The attack should also be viewed as indiscriminate because of the weapon used. “Although neither Russia nor Ukraine are parties to the 2008 Convention on Cluster Munitions, which bans these weapons, their use is widely considered to be a violation of international humanitarian law because they cannot discriminate between combatants and civilians, and because of the long-lasting danger to civilians from unexploded submunitions.”

“The unlawful nature of the Kramatorsk attack, the evidence of a large civilian presence without a significant military objective, and the use of an inherently indiscriminate weapon indicate that the Russian military commanders and personnel who ordered and carried out the attack were committing a war crime.”
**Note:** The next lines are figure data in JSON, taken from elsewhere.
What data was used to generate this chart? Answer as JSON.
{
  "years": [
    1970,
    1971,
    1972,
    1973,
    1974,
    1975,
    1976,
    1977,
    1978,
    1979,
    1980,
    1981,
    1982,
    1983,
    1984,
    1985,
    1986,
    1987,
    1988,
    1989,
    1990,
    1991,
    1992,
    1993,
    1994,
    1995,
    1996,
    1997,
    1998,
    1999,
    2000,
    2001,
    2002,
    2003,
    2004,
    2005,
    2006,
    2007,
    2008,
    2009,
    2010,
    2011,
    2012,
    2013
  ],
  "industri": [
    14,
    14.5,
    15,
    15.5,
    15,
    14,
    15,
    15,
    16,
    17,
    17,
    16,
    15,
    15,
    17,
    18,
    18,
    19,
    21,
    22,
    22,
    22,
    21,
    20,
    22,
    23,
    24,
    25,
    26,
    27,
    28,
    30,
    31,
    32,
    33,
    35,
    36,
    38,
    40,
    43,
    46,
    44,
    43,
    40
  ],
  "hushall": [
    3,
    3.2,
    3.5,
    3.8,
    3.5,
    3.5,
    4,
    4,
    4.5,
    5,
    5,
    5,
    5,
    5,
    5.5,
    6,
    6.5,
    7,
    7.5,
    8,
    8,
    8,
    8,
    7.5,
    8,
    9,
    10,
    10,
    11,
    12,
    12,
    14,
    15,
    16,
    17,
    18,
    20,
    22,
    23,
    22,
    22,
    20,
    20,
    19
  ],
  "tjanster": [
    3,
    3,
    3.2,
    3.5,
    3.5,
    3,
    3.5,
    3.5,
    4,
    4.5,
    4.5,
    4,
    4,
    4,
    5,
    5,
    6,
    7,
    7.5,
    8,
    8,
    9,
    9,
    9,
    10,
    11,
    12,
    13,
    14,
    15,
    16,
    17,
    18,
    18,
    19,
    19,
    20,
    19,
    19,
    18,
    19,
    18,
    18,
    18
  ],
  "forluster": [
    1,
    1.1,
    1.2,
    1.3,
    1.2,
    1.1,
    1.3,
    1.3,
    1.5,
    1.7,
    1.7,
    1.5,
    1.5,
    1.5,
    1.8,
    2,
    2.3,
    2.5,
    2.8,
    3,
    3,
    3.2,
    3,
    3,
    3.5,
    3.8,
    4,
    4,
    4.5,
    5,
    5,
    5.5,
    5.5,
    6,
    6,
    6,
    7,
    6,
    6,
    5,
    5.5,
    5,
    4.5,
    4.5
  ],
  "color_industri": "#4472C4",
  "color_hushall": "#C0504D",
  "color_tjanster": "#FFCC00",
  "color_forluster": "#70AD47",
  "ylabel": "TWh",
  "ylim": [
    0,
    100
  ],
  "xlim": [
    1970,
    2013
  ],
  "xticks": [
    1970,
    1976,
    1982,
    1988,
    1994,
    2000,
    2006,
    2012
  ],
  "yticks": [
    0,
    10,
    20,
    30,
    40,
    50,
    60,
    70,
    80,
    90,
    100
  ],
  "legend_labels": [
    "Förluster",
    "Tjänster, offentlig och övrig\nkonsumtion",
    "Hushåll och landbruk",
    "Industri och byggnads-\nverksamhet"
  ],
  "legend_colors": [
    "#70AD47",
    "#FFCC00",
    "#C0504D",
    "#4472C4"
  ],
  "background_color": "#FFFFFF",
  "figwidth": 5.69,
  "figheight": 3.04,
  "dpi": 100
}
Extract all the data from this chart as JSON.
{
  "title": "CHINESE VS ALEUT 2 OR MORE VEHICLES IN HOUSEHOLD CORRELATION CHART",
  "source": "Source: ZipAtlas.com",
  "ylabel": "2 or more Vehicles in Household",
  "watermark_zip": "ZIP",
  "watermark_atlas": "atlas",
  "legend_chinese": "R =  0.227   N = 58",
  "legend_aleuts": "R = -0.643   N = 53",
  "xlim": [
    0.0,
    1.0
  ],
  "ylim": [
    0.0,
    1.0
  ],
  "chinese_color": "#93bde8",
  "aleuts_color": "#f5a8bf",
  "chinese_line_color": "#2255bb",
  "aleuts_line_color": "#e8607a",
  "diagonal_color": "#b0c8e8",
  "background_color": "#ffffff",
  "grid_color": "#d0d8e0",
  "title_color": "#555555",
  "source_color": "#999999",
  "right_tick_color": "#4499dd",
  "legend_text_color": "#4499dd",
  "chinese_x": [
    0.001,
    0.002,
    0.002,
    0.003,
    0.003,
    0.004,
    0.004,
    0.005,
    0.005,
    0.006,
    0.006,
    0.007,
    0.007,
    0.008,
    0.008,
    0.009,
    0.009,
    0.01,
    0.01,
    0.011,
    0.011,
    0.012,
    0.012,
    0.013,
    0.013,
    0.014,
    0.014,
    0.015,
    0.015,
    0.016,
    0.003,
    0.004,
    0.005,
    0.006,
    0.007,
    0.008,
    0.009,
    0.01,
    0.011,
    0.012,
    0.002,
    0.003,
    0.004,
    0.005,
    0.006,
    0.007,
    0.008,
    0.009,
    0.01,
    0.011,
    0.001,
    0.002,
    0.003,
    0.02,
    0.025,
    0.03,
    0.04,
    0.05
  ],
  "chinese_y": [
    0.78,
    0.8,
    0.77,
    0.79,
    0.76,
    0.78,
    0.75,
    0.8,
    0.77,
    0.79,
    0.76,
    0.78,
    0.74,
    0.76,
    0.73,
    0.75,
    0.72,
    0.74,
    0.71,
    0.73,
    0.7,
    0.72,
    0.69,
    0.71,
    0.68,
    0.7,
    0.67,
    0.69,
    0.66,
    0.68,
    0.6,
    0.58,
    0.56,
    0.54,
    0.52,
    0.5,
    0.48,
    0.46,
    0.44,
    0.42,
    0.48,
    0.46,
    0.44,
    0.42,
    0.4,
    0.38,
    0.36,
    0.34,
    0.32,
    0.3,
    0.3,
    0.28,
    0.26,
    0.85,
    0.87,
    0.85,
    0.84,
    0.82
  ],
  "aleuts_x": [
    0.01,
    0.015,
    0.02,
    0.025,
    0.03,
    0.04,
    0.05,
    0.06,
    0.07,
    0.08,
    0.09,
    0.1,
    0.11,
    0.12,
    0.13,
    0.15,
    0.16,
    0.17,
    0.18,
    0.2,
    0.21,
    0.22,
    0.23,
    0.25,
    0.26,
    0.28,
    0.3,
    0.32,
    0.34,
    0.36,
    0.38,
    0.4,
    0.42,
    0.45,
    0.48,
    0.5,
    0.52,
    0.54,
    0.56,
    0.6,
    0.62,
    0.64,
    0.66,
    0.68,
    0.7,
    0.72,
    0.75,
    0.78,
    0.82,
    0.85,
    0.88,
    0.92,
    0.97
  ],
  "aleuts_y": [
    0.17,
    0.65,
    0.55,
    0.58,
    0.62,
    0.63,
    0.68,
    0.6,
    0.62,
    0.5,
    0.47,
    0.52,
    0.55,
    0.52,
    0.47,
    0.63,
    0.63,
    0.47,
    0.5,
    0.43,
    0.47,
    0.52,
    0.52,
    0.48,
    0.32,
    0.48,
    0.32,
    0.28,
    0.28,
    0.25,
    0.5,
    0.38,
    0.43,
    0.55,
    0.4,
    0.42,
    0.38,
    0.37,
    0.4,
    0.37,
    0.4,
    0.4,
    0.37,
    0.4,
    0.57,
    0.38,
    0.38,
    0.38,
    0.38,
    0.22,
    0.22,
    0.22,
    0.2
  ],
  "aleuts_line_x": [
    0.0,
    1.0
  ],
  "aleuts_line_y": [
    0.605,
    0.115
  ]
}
Russia did not answer questions put to it by HRW.  It has systematically blocked any investigation of the explosion which killed well over 50 Ukrainian prisoners of war at a notorious ‘concentration camp’ near Olenivka in occupied Donetsk oblast.  In occupied Mariupol, it is destroying the evidence of its most heinous crimes (such as the bombing of the Drama Theatre, killing at least 300 civilians who were seeking shelter) and using forcibly deported Ukrainian civilians or tortured POWs to obtain false testimony blaming its crimes on Ukraine’s Armed Forces.  All of this makes the evidence that organizations like HRW and SITU Research has gathered invaluable.

It does, however, need to be used for a war crimes tribunal now.